2. Key Substantive Amendments Identified from the Revised Bill:
Area of Law Major Change in Revised Bill (vs. Original Draft)
Definitions Expanded definitions of terms like ‘capital asset,’ ‘amalgamation,’ ‘demerger’ with more clarity and alignment to commercial realities.
Taxation of Non-Residents & Global Income More structured provisions for non-residents, offshore activities, digital assets, etc. with detailed computational rules.
Presumptive Taxation Broadened scope, particularly for startups, gig-economy workers, and digital contractors.
Capital Gains Specific deeming provisions for Market Linked Debentures, crypto-assets, specified securities, etc.
Deductions & Exemptions Cleaned up and consolidated with modern focus: ESG investments, EV loans, startup investments receive priority.
GAAR, Transfer Pricing, Anti-Abuse Refined provisions to address Base Erosion, Profit Shifting (BEPS) aligned with OECD guidelines.
Taxation of Charitable Entities (Section 11 analogues) Tightened rules on commercial activities, corpus donations, accumulation of income, and introduced stricter compliance framework.
Procedural Law Timelines for assessments, faceless procedures, e-assessments, audits, appeals, and DRP processes codified.
Penalty Provisions Detailed penalty structures aligned to non-compliance across various regimes (TDS, reporting, crypto, audits).
Prosecution Specific offenses, designated Special Courts, procedures streamlined.
Refunds & Recovery More clarity on priority of set-offs, withholding powers, interest on refunds.
Schedules Streamlined and modernized schedules for depreciation, exemptions, rates.
Illustrative Key Amendments (Extracted Samples):
1. Capital Asset Definition Expanded – Clearer rules on what constitutes agricultural land, distance limits, population thresholds, impact on capital gains.
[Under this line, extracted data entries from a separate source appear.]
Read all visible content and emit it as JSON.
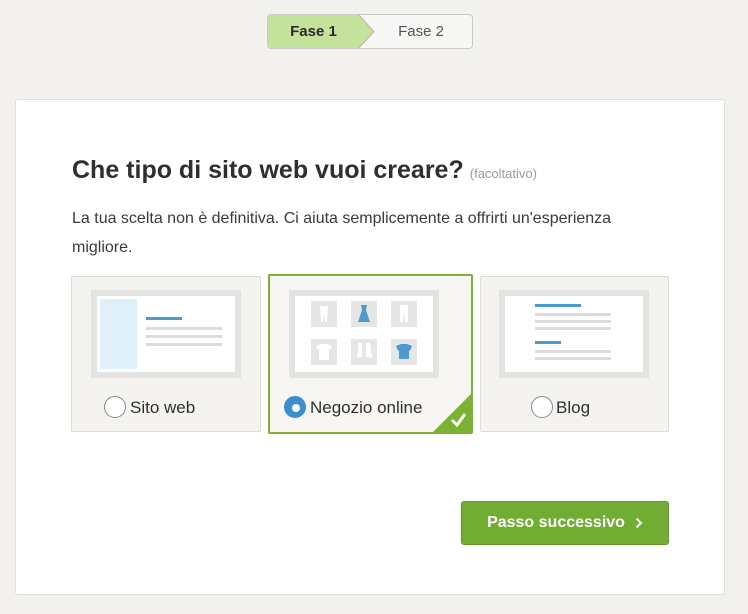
{
  "stepper": {
    "step1_label": "Fase 1",
    "step2_label": "Fase 2",
    "active_step": 1,
    "active_color": "#c4e29a"
  },
  "card": {
    "title": "Che tipo di sito web vuoi creare?",
    "optional": "(facoltativo)",
    "description": "La tua scelta non è definitiva. Ci aiuta semplicemente a offrirti un'esperienza migliore."
  },
  "options": [
    {
      "label": "Sito web",
      "icon": "website-layout-icon",
      "selected": false
    },
    {
      "label": "Negozio online",
      "icon": "online-shop-layout-icon",
      "selected": true
    },
    {
      "label": "Blog",
      "icon": "blog-layout-icon",
      "selected": false
    }
  ],
  "next_button": {
    "label": "Passo successivo",
    "icon": "chevron-right-icon",
    "color": "#72ad33"
  },
  "colors": {
    "accent_blue": "#3a8fd0",
    "selected_border": "#7ab231"
  }
}
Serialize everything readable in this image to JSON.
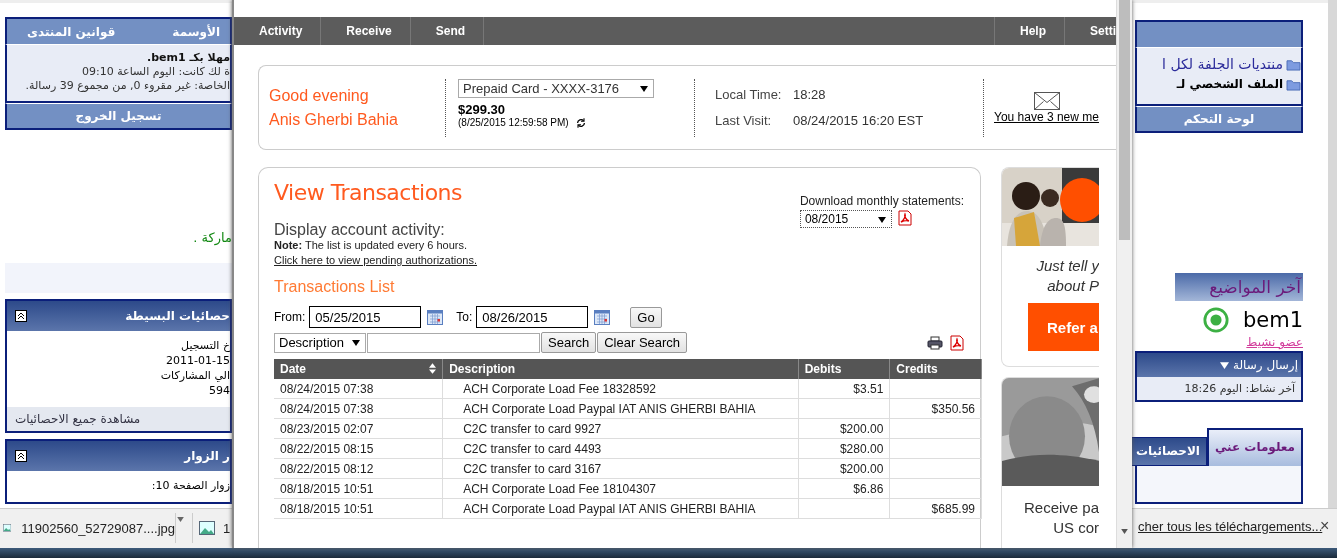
{
  "forum_left": {
    "menu": [
      "الأوسمة",
      "قوانين المنتدى"
    ],
    "welcome": [
      "مهلا بكـ bem1.",
      "ة لك كانت: اليوم الساعة 09:10",
      "الخاصة: غير مقروء 0, من مجموع 39 رسالة."
    ],
    "logout": "تسجيل الخروج",
    "notice": "ماركة .",
    "stats": {
      "title": "حصائيات البسيطة",
      "lines": [
        "خ التسجيل",
        "2011-01-15",
        "الي المشاركات",
        "594"
      ],
      "footer": "مشاهدة جميع الاحصائيات"
    },
    "visitors": {
      "title": "ر الزوار",
      "line": "زوار الصفحة 10:"
    }
  },
  "forum_right": {
    "links": [
      "منتديات الجلفة لكل ا",
      "الملف الشخصي لـ"
    ],
    "control_panel": "لوحة التحكم",
    "latest": "آخر المواضيع",
    "user": "bem1",
    "rank": "عضو نشيط",
    "send": "إرسال رسالة",
    "last_activity": "آخر نشاط: اليوم 18:26",
    "tabs": [
      {
        "label": "معلومات عني",
        "selected": true
      },
      {
        "label": "الاحصائيات",
        "selected": false
      }
    ]
  },
  "popup": {
    "nav_left": [
      "Activity",
      "Receive",
      "Send"
    ],
    "nav_right": [
      "Help",
      "Setti"
    ],
    "greeting": [
      "Good evening",
      "Anis Gherbi Bahia"
    ],
    "card": {
      "value": "Prepaid Card - XXXX-3176",
      "balance": "$299.30",
      "as_of": "(8/25/2015 12:59:58 PM)"
    },
    "local_time_label": "Local Time:",
    "local_time": "18:28",
    "last_visit_label": "Last Visit:",
    "last_visit": "08/24/2015 16:20 EST",
    "messages": "You have 3 new me",
    "title": "View Transactions",
    "statements_label": "Download monthly statements:",
    "statement_month": "08/2015",
    "activity_label": "Display account activity:",
    "note_bold": "Note:",
    "note": "The list is updated every 6 hours.",
    "pending_link": "Click here to view pending authorizations.",
    "list_title": "Transactions List",
    "from_label": "From:",
    "from": "05/25/2015",
    "to_label": "To:",
    "to": "08/26/2015",
    "go": "Go",
    "filter": "Description",
    "search": "Search",
    "clear": "Clear Search",
    "columns": [
      "Date",
      "Description",
      "Debits",
      "Credits"
    ],
    "rows": [
      {
        "date": "08/24/2015 07:38",
        "description": "ACH Corporate Load Fee 18328592",
        "debit": "$3.51",
        "credit": ""
      },
      {
        "date": "08/24/2015 07:38",
        "description": "ACH Corporate Load Paypal IAT ANIS GHERBI BAHIA",
        "debit": "",
        "credit": "$350.56"
      },
      {
        "date": "08/23/2015 02:07",
        "description": "C2C transfer to card 9927",
        "debit": "$200.00",
        "credit": ""
      },
      {
        "date": "08/22/2015 08:15",
        "description": "C2C transfer to card 4493",
        "debit": "$280.00",
        "credit": ""
      },
      {
        "date": "08/22/2015 08:12",
        "description": "C2C transfer to card 3167",
        "debit": "$200.00",
        "credit": ""
      },
      {
        "date": "08/18/2015 10:51",
        "description": "ACH Corporate Load Fee 18104307",
        "debit": "$6.86",
        "credit": ""
      },
      {
        "date": "08/18/2015 10:51",
        "description": "ACH Corporate Load Paypal IAT ANIS GHERBI BAHIA",
        "debit": "",
        "credit": "$685.99"
      }
    ],
    "promo1": {
      "lines": [
        "Just tell y",
        "about P"
      ],
      "button": "Refer a"
    },
    "promo2": {
      "lines": [
        "Receive pa",
        "US cor"
      ]
    }
  },
  "downloads": {
    "file": "11902560_52729087....jpg",
    "file2": "1",
    "show_all": "cher tous les téléchargements...",
    "close": "×"
  }
}
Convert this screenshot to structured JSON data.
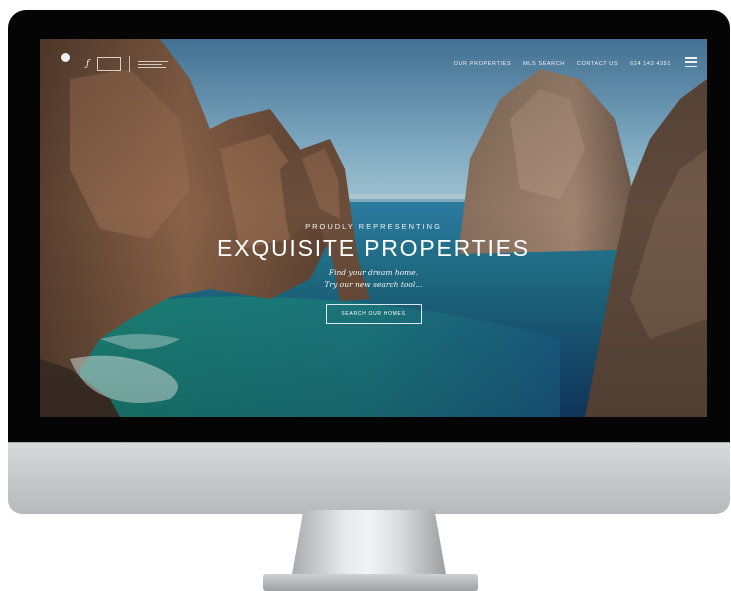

2. Crypto currency Reporting – Mandatory reporting obligations on crypto-transactions (Section 509) introduced, along with penalties.
3. Advance Pricing Agreements (APA) – More detailed APA regime, including secondary adjustments, safe harbor rules.
4. Faceless Procedures – Expanded to faceless collection of information, surveys, inspections, and assessments.
5. Registered Non-Profit Organizations – More stringent commercial activity restrictions, detailed definitions of violations, and consequences.
6. Specific Provisions for New Age Companies – e.g., offshore banking, financial services in IFSC, tonnage tax retained for shipping.
7. New Tax Regimes – For individuals, HUFs, cooperative societies, etc., clarified in specific sections 199 to 205.
8. Appeals Mechanism Streamlined – New powers to Joint Commissioners (Appeals), time-bound procedures, and reduction of repetitive appeals.
Summary of the Direction of Changes:
Modernization & Simplification: Structure reflects efforts to align with global best practices and make law more readable.
Compliance-Heavy: Significant record-keeping, audit, reporting obligations enhanced, especially in cross-border and new-economy sectors.
Targeted Anti-Avoidance: OECD-aligned GAAR, BEPS, Digital Taxation focus.
Technology Adoption: Faceless, paperless administration made the default.
Charity Regulation Tightened: Reflects a move to curb misuse of Section 11-like benefits.